The list continues taking the manufacturing sector as a major area where China encourages foreign investment. Items have been newly added or revised in the fields of raw materials, spare parts, and terminal products.
The list, taking promoting the integration of the service and manufacturing industries as one of its priorities, aims to develop new businesses and new infrastructure while expanding opening up. For instance, it newly added or revised the items of 5G and block chain development in the field of R&D, the items of high-end equipment maintenance and digital transformation of production lines in the field of commercial services, and the items of online education, online medical service and remote working in the field of information services.
The list also encourages more foreign investment in central and western part of China. It will help promote the development of regional open economy and export-oriented industrial clusters in central and western provinces, autonomous regions and municipality. For instance, items of agricultural product processing and tourism development projects have been newly added for Heilongjiang and Yunnan provinces.
The list was usually revised every three to five years, but the last revision was made only a year ago. The NDRC official explained that the revision this time was an important measure to further stabilize foreign investment under the current circumstances. It aims to actively respond to the complex exterior environment and the downward trend of global cross-border investment. It adheres to expanding opening up and attracting foreign investment, and promotes existing resources, stabilize additional resources and improve investment quality. It encourages foreign investment in more industries and has added items in manufacturing, producer service industries and central and western regions, so as to boost confidence of foreign investment and stabilize the fundamentals of foreign investment, as well as the supply and industrial chains.
According to the NDRC official, foreign enterprises create around a quarter of China’s industrial output, 1/5 of tax revenue and 1/15 of employment. They are major entities in China’s domestic economic cycle, playing an active part in promoting high-quality economic development. In addition, foreign invested enterprises enjoy natural advantages in the international economic cycle. They can help upstream and downstream local enterprises integrate into the global industrial chain, and contribute about 40 percent to China’s total import and export volume. Therefore, to encourage foreign investment is conducive to promoting the smooth circulation of domestic and international capital, technologies and personnel, and will help enhance the interaction between Chinese and foreign economies, as well as the high-quality development.

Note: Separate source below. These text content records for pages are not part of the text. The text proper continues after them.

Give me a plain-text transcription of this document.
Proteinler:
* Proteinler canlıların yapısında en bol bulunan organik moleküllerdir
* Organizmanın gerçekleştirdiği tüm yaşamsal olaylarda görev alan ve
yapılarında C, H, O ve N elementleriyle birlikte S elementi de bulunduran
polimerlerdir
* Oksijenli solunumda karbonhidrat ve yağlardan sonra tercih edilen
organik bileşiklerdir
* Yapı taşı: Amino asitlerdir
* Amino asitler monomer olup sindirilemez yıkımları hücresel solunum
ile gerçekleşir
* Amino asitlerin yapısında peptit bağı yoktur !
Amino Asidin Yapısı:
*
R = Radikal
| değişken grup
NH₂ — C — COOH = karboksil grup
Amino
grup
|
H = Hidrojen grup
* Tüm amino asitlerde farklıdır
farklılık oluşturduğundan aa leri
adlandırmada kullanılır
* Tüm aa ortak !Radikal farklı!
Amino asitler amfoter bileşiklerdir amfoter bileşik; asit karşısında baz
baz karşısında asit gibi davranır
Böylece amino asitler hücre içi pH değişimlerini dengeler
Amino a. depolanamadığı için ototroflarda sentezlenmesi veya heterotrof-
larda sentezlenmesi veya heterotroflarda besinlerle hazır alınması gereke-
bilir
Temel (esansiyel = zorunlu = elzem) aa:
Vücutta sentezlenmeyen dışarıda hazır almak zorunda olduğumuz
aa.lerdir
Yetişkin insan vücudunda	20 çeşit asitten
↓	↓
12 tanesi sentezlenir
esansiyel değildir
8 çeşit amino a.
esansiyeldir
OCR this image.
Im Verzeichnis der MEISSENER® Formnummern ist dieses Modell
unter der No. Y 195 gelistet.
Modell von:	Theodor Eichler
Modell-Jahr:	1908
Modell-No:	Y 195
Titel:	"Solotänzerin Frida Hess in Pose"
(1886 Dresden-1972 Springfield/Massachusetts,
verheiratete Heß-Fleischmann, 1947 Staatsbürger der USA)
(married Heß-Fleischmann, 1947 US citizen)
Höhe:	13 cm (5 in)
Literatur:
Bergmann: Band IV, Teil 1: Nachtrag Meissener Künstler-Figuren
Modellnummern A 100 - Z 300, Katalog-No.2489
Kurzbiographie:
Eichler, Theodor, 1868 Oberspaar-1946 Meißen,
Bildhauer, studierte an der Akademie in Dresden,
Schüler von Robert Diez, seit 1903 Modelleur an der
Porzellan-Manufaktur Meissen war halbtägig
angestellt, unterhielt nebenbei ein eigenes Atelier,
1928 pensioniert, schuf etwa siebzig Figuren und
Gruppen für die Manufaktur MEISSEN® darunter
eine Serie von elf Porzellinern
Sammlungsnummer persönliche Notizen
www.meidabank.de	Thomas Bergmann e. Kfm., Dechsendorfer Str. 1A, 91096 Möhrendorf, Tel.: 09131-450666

According to the list, foreign enterprises not only can invest in more industries, but also enjoy a series of favorable policies. For encouraged foreign investment projects, the equipment within the total investment volume are exempted from tariffs, except for those stipulated in special catalogs. The foreign enterprises that invest in the industries encouraged by western regions and Hainan province will enjoy an 85 percent discount in corporate income tax. Besides, the encouraged industrial projects of intensive land use will enjoy priority in land supply.
The new list will come into effect on Jan. 27 this month, by which the 2019 version will become invalid. The under-construction foreign invested projects that meet the requirements of the 2020 version can enjoy relevant favorable policies.